Christian nationalists started building the myth of America as a white Christian nation barely a generation after the country’s founders championed religious freedom and diversity, according to Amanda Tyler, executive director of Baptist Joint Committee for Religious Liberty.
Then as now, white Christian nationalists ignored the Constitution’s glaring omission of Christianity, God or Jesus Christ from its original wording or amendments, as well as the letters and speeches of framers warning against religious favoritism on the part of government, Tyler said during the Feb. 21 episode of BJC’s “Respecting Religion” podcast.
The nation’s first president became a leading target in early campaigns to Christianize American history after his death in 1799, she said. “They turned George Washington into a Moses figure and used language that explicitly linked God’s providential hand into the founding of the country and infused this religious significance into other secular figures after their deaths.”
In reality, Washington had spoken “a lot about religious freedom, and he was very careful in his public remarks about being inclusive in the way he talked about religion in the public square,” Tyler said.

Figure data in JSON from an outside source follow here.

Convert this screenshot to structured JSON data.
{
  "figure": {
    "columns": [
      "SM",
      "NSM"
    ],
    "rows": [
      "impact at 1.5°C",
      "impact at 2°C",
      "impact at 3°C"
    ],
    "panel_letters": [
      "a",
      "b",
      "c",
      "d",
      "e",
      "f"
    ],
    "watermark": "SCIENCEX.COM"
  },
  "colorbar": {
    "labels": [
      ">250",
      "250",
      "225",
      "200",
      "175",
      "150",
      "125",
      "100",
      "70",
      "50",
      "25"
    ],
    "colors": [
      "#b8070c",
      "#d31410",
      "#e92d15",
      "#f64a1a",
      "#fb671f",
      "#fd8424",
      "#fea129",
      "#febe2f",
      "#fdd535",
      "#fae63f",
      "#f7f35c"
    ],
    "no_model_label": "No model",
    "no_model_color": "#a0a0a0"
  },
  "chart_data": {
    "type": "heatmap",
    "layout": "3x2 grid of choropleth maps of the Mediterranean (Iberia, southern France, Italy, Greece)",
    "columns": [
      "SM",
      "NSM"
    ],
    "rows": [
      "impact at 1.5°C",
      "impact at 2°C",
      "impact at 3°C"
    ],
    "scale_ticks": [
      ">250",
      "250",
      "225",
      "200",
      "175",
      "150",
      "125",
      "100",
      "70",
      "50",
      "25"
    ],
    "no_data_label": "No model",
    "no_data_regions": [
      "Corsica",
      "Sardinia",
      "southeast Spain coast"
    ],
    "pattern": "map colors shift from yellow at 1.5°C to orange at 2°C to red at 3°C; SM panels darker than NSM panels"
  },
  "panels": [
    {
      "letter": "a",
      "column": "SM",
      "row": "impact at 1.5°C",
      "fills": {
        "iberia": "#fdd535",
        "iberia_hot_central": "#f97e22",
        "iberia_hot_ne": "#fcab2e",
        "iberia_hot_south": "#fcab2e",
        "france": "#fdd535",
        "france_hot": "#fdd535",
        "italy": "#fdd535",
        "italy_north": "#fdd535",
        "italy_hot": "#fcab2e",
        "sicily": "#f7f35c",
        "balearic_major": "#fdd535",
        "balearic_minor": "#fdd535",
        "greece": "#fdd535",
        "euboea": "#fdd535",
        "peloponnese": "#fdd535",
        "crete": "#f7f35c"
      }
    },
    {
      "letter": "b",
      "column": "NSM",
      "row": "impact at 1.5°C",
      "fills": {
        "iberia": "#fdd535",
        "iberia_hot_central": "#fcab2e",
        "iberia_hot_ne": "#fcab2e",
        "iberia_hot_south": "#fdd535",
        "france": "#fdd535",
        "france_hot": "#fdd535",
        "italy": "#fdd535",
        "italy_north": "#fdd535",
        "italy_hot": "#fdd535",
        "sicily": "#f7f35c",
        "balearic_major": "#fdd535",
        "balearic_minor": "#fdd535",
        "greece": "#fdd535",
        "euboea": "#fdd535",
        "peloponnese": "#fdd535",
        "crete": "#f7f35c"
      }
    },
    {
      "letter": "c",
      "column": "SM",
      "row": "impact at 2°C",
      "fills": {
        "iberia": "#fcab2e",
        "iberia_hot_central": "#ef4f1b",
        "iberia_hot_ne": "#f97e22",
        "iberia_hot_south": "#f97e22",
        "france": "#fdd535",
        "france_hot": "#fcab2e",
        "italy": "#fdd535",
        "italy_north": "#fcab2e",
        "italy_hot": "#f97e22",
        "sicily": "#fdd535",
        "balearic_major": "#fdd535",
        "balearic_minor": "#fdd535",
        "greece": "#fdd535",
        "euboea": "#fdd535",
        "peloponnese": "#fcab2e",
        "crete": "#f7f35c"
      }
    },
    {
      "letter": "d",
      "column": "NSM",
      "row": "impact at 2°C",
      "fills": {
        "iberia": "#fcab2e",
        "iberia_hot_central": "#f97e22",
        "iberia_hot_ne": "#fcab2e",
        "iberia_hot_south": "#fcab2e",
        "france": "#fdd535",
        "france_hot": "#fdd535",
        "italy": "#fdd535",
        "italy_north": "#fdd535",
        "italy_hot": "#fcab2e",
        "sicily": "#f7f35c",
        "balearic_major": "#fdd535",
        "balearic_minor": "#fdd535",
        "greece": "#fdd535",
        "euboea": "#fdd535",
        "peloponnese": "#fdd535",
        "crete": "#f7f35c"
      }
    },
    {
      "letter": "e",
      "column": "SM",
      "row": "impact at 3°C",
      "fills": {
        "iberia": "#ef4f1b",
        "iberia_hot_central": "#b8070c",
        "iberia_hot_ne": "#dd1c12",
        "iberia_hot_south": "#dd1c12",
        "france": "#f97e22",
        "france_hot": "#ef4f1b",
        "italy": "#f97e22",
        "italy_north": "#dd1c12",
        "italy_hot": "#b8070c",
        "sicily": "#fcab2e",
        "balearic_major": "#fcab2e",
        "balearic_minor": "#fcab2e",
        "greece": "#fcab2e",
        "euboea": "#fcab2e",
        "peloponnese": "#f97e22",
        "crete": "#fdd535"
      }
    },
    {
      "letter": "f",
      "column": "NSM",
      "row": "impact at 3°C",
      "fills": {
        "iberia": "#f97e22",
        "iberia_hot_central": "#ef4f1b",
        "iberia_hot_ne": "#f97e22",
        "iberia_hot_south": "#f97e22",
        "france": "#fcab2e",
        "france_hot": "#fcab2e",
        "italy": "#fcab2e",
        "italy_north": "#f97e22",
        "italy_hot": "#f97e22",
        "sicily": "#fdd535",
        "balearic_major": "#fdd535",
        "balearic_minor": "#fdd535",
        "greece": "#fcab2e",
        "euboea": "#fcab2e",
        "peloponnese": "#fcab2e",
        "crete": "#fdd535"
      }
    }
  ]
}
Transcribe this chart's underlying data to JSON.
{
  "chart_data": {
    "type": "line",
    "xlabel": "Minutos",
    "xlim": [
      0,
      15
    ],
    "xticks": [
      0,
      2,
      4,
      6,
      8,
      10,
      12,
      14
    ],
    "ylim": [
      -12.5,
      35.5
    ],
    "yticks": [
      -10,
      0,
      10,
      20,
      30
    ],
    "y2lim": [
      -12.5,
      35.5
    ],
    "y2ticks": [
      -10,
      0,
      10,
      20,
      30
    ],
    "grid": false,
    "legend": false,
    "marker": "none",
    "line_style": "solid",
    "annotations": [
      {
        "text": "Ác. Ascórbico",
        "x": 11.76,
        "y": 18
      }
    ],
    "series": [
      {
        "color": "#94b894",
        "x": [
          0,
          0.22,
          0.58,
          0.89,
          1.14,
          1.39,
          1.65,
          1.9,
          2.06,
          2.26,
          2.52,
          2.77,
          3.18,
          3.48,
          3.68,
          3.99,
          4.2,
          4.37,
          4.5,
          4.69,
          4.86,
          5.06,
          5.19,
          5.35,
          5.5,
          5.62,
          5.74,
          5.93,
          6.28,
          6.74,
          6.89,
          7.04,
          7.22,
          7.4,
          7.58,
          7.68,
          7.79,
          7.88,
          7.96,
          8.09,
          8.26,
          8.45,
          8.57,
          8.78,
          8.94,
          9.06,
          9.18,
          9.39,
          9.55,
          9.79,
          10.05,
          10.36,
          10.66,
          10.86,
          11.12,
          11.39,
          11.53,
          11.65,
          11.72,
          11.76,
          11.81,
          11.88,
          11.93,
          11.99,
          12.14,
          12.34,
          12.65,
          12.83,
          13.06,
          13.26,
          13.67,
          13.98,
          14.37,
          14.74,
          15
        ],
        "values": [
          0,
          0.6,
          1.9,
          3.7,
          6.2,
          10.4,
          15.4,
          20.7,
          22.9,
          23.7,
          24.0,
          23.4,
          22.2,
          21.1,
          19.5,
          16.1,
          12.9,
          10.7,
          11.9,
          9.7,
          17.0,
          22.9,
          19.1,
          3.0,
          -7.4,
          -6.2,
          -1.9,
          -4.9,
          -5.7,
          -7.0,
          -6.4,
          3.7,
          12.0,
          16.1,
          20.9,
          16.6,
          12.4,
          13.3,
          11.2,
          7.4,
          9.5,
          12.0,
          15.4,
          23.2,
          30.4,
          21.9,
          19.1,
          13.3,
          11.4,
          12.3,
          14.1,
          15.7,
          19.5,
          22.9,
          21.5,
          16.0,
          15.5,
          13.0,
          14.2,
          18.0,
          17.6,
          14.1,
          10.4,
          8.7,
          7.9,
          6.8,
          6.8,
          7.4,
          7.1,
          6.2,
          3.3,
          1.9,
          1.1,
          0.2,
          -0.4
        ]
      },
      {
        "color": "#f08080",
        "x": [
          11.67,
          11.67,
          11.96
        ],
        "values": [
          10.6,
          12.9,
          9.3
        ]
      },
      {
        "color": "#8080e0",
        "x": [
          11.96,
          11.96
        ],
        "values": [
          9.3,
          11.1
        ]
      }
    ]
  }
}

She and BJC General Counsel Holly Hollman delved into efforts to convert American history, its presidents and other leaders into proponents of white supremacy and Christian nationalism.
“We see a lot of armchair historians out there who like to cherry pick quotes from history to buttress their preferred idea, particularly that the United States was founded to be a Christian nation in some legal sense,” Hollman said. “We know history is complex and can teach us a lot. We appreciate the serious, well-trained historians and teachers who remind us of that. But so many of those who use history to promote Christian nationalism leave out some obvious counterevidence.”
One historian who has uncovered the workings of Christian nationalism is Anthea Butler, author of White Evangelical Racism: The Politics of Morality in America and chair of religious studies at the University of Pennsylvania, Tyler said.
“She called the America-as-a-Christian-nation idea a ‘trope of exclusion.’ I really thought that was an excellent way to describe it because, as she says, it centers American history on white Anglo-Saxon Protestants as the ones who are willing and should be running the country, both then and now. And that’s really one of the best summations of the danger of Christian-nation mythology.”
While that ideology may initially seem innocuous, its assumptions and messaging are dangerous to anyone in the country who doesn’t fit into its narrow racial and religious definitions, she said.
Still, some practices around the time of America’s founding have contributed to the misconception of America as a historically Christian nation. Tyler cited the 1790 U.S. Census as an example.
“It didn’t take into account the religiosity of the enslaved population, which had a lot of religious pluralism in it. And it also was taken at a time right after the Colonial period when we had established religion. It could be estimated of those who were counted, up to 98% were white Protestants. People didn’t have much of a choice about whether they were going to belong to the majority tradition or not.”
“In their more limited version of freedom, they said no to religious tests for public office and did not establish a Christian nation.”
But white supremacy plagued the nation from the beginning, she said. “Their vision was very limited in many ways by their racism. They continued to make slavery legal. So, we know freedom was not the kind of expansive freedom we yearn for today. And yet in their more limited version of freedom, they said no to religious tests for public office and did not establish a Christian nation.”
Presidents throughout U.S. history have been clear about the importance of maintaining the separation of government and religion, Hollman said.
Jefferson was adamant that government have no place or power over religious exercise or discipline and that “to practice one’s religious discipline is a decision between them and their God and not something that the government can dictate because, as President James Madison would say, religion flourishes in greater purity without the aid of government,” she explained.
Tyler cited President Lyndon B. Johnson’s devotion to upholding the separation of church and state as laid out in the Constitution.
Such historical knowledge “really undercuts this idea that we have been or should be a Christian nation moving ahead in time,” she said. “We hear even stronger language protecting the separation of church from that Baptist president, Jimmy Carter, who spoke often about his own Christianity, his own Baptist faith and his appreciation for religious freedom for all.”
Tyler said her forthcoming book, How to End Christian Nationalism, will present a lot of this history and will help demonstrate that if the founders wanted to establish an officially Christian nation, they would have done so.
“My favorite way to counter the Christian nation myth is to say, ‘Let’s go to the text. Let’s go to the text of the Constitution itself, the original Constitution where Christian and Christianity are not at all mentioned. God is not mentioned, Jesus is not mentioned.”